[TheForge] Slack tank...POL OT

Andrew Vida osan at netlabs.net
Wed Dec 22 01:54:47 EST 2010



peter fels & phoebe palmer wrote:
> 
> On 12/21/2010 7:56 PM, Andrew Vida wrote:
>> peter fels&  phoebe palmer wrote:
>>
>>
>>> Long odds...fusion has been 20 years away as long as i can
>>> remember...and that's with major funding.
>> 	That is not the same approach as LENR.
> Yeah, i got that part..But the science behind making hot fusion happen 
> is  much more developed,
> much better understood and the theoretical underpinnings are much more 
> credible.

It is also a far tricker approach.  Containing tens of thousands of 
degrees is no mean feat.  Keeping the reaction going without tipping 
into non controlled status is similarly tricky, failure to the wrong 
side of the fence a BIG problem.

> After the Stanley and Ponds fiasco..funding and talent to work on cold 
> fusion tends to be real thin.

	LAttice is betting their balls on it.

> "Clean, safe too cheap to meter" was what PG&E kept repeatedly trumpeted
> when they wanted to build the big Diablo Canyon nuke plant.
> Of course , rates keep rising and PG&E has ducked out of the final clean-up liability.
> Oh yeah...and the radioactive waste keeps piling up in those huge steel tanks ,
> on an earthquake fault,next to the ocean, where the coast keeps eroding.

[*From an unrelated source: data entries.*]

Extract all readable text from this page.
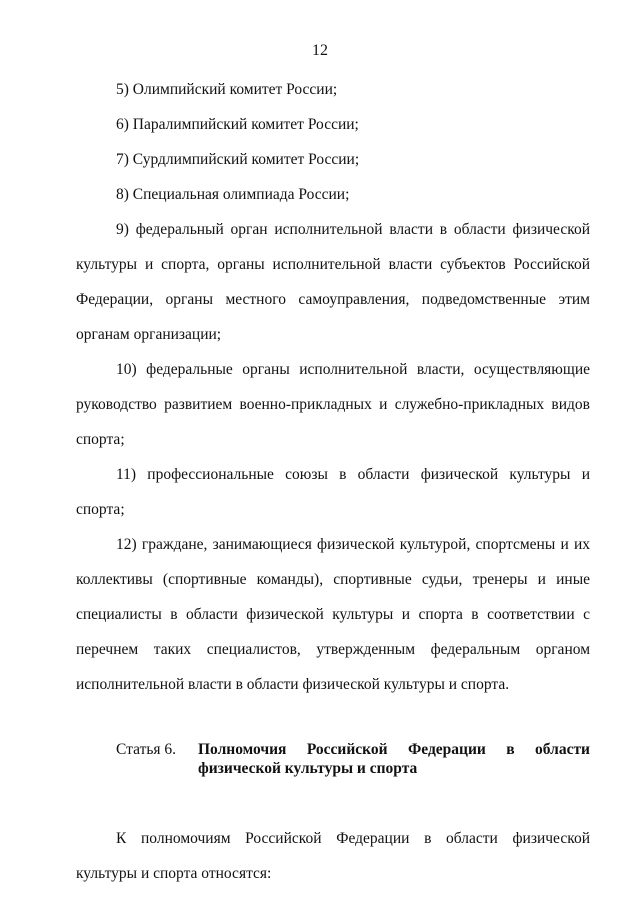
12

5) Олимпийский комитет России;

6) Паралимпийский комитет России;

7) Сурдлимпийский комитет России;

8) Специальная олимпиада России;

9) федеральный орган исполнительной власти в области физической культуры и спорта, органы исполнительной власти субъектов Российской Федерации, органы местного самоуправления, подведомственные этим органам организации;

10) федеральные органы исполнительной власти, осуществляющие руководство развитием военно-прикладных и служебно-прикладных видов спорта;

11) профессиональные союзы в области физической культуры и спорта;

12) граждане, занимающиеся физической культурой, спортсмены и их коллективы (спортивные команды), спортивные судьи, тренеры и иные специалисты в области физической культуры и спорта в соответствии с перечнем таких специалистов, утвержденным федеральным органом исполнительной власти в области физической культуры и спорта.

Статья 6.	Полномочия Российской Федерации в области
физической культуры и спорта

К полномочиям Российской Федерации в области физической культуры и спорта относятся:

State's failure.  THey shoudl have takent he board and tossed their 
asses to those lonely men in FOlsom.
> 
> Do you really expect folks to properly dispose of radioactive tritium?

	An engineering problem with an engineering solution.

> Even if they can reproducibly demonstrate a tiny trace of tritium,after 
> all these years of work, there is no indication that
> a small, reliable power source might possibly be developed from that.

That is what refinement is about.  Proof of concept is what is important 
here.  Once that is established, there may be a bandwagon appearing. 
You never know how things will evolve.

>> I have no problem with placing certain regulations on CORPORATIONS.  I
>> object to regulating individual free choice where action brings no harm
>> to others.  Harm yourself all you want if that floats your boat, just
>> leave non-consenting third parties in peace.
> Change that to consenting and i'll agree.

	Eh?  makes no sense.  If my neighbor and I decide to sit down to some 
Russian roulette, who is anyone to stop us?  But if I do not consent, I 
should not be forced.

> This was back in the 50s..by 76 things had improved i think..though i'd 
> fled by then.
> But my point is that it was the draconian, interfering, widely protested 
> air pollution laws
> that made that difference. It imposed expensive smog requirements on 
> individual's cars.

	The problem is not regua=lation per se, but corruption in regulation, 
which is the rule rather than the exception.

> Y' know, there used to be a run of silver salmon up Malibu creek!
>>> Does the above qualify as the social costs you recently dismissed?
>> 	No.  Those are the costs to individuals and it serves us best to
>> remember it and dispense with all this "social" bullshit.  Keep it real
>> and don't attribute material reality to insubstantial abstractions.
>> That keeps it grounded in what is real and who really gets hurt.
>> "Society" is nothing but an abstract concept.  Society has no rights, no
>> interests, no possessions, no feelings because, like "government" it has
>> no material reality.  People are real - flesh, blood, mind.  That is
>> what is hurt.  I so despise this foolish abuse of language - it causes
>> SO many problems.
> When most of the folks under a government are demonstrably hurt by an 
> entity's actions...then the "social" abstraction
> is a useful concept.

Given the penchant for abuse I would have to disagree.

> Otherwise what? Would you have every individual taking
> each coal burning power plant to court and dunning them for their % of 
> the person's mercury burden?

	THis is nonsequitur.  The one does not follow from the other.  THey are 
wholly unrelated.  Class action does not rely on use of the concept of 
"society".

> Your position above just isn't practical given this nation's population 
> density and need to deal with other nations.

	It is eminently practical because it better reflects reality.  Just 
consider the twits whining about "social justice".  Pure BS and "social" 
is a key word whose misused provides the emotional force to the 
otherwise bereft arguments.

>> 	YOu may be right,  but we don't really know that.  Sometimes shit
>> happens suddenly and the next thing you know the world is on its ear.
> Yup, and we don't know what it , or they will be..good or bad or more 
> probably a mixture.

	Not too many people knew what effects the network would have on the world.